Smoking is the most potent known cause of lung cancer. The question is: Why do some longtime smokers come down with the deadly disease whereas others escape it? New research points to a genetic culprit that also was fingered as upping a person's likelihood of becoming hooked on cigarettes.

Two new studies link a variation in a gene residing on chromosome 15 (of a person's 23 pairs of chromosomes) to a heightened risk of developing lung cancer; a third study suggests that the same mutation  affects a person's tendency to become addicted to smokes and, by extension, develop the dreaded disease. Lung cancer is diagnosed in some 200,000 Americans and kills more than 150,000 each year.

The new research—published in both Nature and Nature Genetics—suggests that people with this genetic flaw have a 30 percent greater chance of developing the often-fatal illness. But the studies differ on the potential added risk of addiction. The findings offer insight into how this particular genetic variation and smoking interact to cause lung cancer. They provide "new targets for starting to think about how to treat drug addiction and, also, of course, for the prevention or treatment of lung cancer," says Nora Volkow, director of the National Institute on Drug Abuse (NIDA) in Bethesda, Md., who was not involved in the study.

The research teams scanned a catalog of 300,000 minute changes in the genome in which a base (unit of genetic material) was either deleted, duplicated or substituted. (Such alterations are known as single nucleotide polymorphisms, or SNPs.) In one study, scientists from Iceland-based biotechnology company deCODE genetics tried to correlate these genetic variants with a person's smoking habits; the other research efforts attempted to tie them to lung cancer.

The deCODE group surveyed 50,000 Icelandic smokers about their habits; using information gleaned from that survey as well as from genomic scans of 40,000 admitted smokers in the bunch, the researchers zeroed in on a variant of the gene CHRNA, which codes for a receptor on nerve cells that can be stimulated by nicotine. The altered version of the gene was more common in the heaviest smokers than it was in the rest of the population. "Nonsmokers have a higher frequency of this variant than smokers that smoke between one to 10 cigs per day," notes neurologist Kári Stefánsson, deCODE's CEO, "because if you smoke and you have this variant, you tend to smoke more than 10 cigs per day."

When Stefánsson's team applied the stats to the incidence of lung cancer, it found that individuals with two copies of the altered gene had a whopping 70 percent greater chance of developing lung cancer; those with one copy had a 30 percent higher risk.

These findings are virtually identical to those of the other studies—one (in Nature) conducted by the International Agency for Research on Cancer (IARC) in Lyon, France (which was based on examinations of some 11,000 volunteers, 7,500 of whom were smokers) and the other (in Nature Genetics) by a team at the University of Texas M.D. Anderson Cancer Center in Houston, which examined 9,000 individuals, some 4,000 of whom were smokers.

Paul Brennan, who led the IARC study, says he initially believed that the risk of getting lung cancer was elevated by the genetic predisposition to become addicted. "The genes made you more likely to smoke, made you likely to smoke more, made you less likely to give up, and therefore more likely to develop lung cancer," he says. But his research showed that, in fact, the gene appeared to independently increase a person's risk of developing the disease—with no link to addiction.

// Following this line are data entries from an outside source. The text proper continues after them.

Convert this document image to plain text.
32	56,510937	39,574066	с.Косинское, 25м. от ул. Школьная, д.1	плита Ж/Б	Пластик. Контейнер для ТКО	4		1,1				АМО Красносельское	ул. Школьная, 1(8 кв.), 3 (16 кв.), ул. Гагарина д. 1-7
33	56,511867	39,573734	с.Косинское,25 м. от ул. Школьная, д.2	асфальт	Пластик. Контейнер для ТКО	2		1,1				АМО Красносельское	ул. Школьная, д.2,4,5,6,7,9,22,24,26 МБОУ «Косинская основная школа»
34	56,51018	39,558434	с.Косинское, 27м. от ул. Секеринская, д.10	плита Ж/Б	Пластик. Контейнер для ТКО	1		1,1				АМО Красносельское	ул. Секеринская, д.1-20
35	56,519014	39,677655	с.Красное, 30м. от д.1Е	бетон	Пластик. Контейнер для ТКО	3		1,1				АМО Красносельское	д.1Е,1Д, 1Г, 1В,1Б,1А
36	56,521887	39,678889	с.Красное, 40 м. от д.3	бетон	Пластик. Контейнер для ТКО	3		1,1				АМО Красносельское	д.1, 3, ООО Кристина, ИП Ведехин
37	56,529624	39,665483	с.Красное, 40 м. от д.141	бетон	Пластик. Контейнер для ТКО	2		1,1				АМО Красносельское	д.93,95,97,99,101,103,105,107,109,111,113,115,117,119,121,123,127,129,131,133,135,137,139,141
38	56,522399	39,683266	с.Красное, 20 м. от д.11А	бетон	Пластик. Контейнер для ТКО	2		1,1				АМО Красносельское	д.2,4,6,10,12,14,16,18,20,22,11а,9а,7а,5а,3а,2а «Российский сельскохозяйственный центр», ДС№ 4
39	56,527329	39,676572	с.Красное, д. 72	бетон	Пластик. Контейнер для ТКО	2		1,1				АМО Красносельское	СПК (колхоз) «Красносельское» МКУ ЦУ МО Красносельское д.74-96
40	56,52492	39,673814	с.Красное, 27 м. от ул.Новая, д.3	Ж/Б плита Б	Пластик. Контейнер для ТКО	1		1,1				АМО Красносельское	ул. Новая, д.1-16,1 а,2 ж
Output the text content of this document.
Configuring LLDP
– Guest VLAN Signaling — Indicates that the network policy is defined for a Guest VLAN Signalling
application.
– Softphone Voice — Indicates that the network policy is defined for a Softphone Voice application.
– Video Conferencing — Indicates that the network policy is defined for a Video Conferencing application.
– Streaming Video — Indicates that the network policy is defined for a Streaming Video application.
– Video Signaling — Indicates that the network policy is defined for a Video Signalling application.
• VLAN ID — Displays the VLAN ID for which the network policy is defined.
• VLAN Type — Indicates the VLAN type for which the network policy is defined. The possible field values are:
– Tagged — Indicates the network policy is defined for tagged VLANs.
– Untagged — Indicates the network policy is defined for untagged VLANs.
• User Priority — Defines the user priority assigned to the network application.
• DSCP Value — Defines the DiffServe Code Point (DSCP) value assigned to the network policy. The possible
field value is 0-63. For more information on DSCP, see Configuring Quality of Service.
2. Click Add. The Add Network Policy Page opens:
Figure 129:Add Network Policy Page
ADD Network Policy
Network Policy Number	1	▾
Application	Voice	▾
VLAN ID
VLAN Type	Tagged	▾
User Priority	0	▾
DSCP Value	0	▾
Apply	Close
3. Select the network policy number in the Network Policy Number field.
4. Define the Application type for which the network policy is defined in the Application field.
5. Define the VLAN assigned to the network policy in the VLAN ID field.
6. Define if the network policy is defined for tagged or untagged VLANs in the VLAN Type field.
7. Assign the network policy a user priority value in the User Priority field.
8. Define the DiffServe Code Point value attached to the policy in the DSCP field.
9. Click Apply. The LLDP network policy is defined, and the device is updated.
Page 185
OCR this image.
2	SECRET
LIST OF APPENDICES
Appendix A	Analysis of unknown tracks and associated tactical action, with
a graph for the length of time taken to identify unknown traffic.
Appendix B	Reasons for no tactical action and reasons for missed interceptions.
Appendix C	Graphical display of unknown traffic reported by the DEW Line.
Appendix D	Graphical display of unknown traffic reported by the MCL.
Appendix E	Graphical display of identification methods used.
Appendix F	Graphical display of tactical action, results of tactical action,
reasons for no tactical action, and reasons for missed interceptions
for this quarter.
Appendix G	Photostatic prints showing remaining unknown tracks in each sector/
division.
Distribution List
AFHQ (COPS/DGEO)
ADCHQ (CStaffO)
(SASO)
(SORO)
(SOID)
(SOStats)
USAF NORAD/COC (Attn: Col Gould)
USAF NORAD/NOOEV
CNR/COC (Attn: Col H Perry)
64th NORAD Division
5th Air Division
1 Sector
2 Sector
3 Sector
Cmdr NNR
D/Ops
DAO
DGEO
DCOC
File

NIDA's Volkow suggests that the gene variant may lead certain individuals to smoke more due to its effect on the brain's reward centers (associated with addictive behavior) and may increase the risk of cancer, too, because it also plays a role in lung tissue function. Epidemiologist Christopher Amos, who led the Texas study, notes that the same nicotine receptor implicated in this study was shown in previous research to prompt tumor growth in other areas of the body, most notably the thymus (an organ located near the lungs that produces immune cells). "Nicotine or its derivatives can stimulate cells to proliferate, participate in new blood vessel development, and also not undergo cell death," he says, which are all characteristics of tumor formation and growth. "So that raises the possibility that there's a direct effect through nicotine in activating cells to go on to become cancerous."

Brennan says more research is needed before the findings can be put into play.

"There's not a public health message here that you can find out what version of the gene you have and decide whether to keep on smoking or not," he says. "You have to bear in mind that there are so many other disease[s] that are caused by smoking."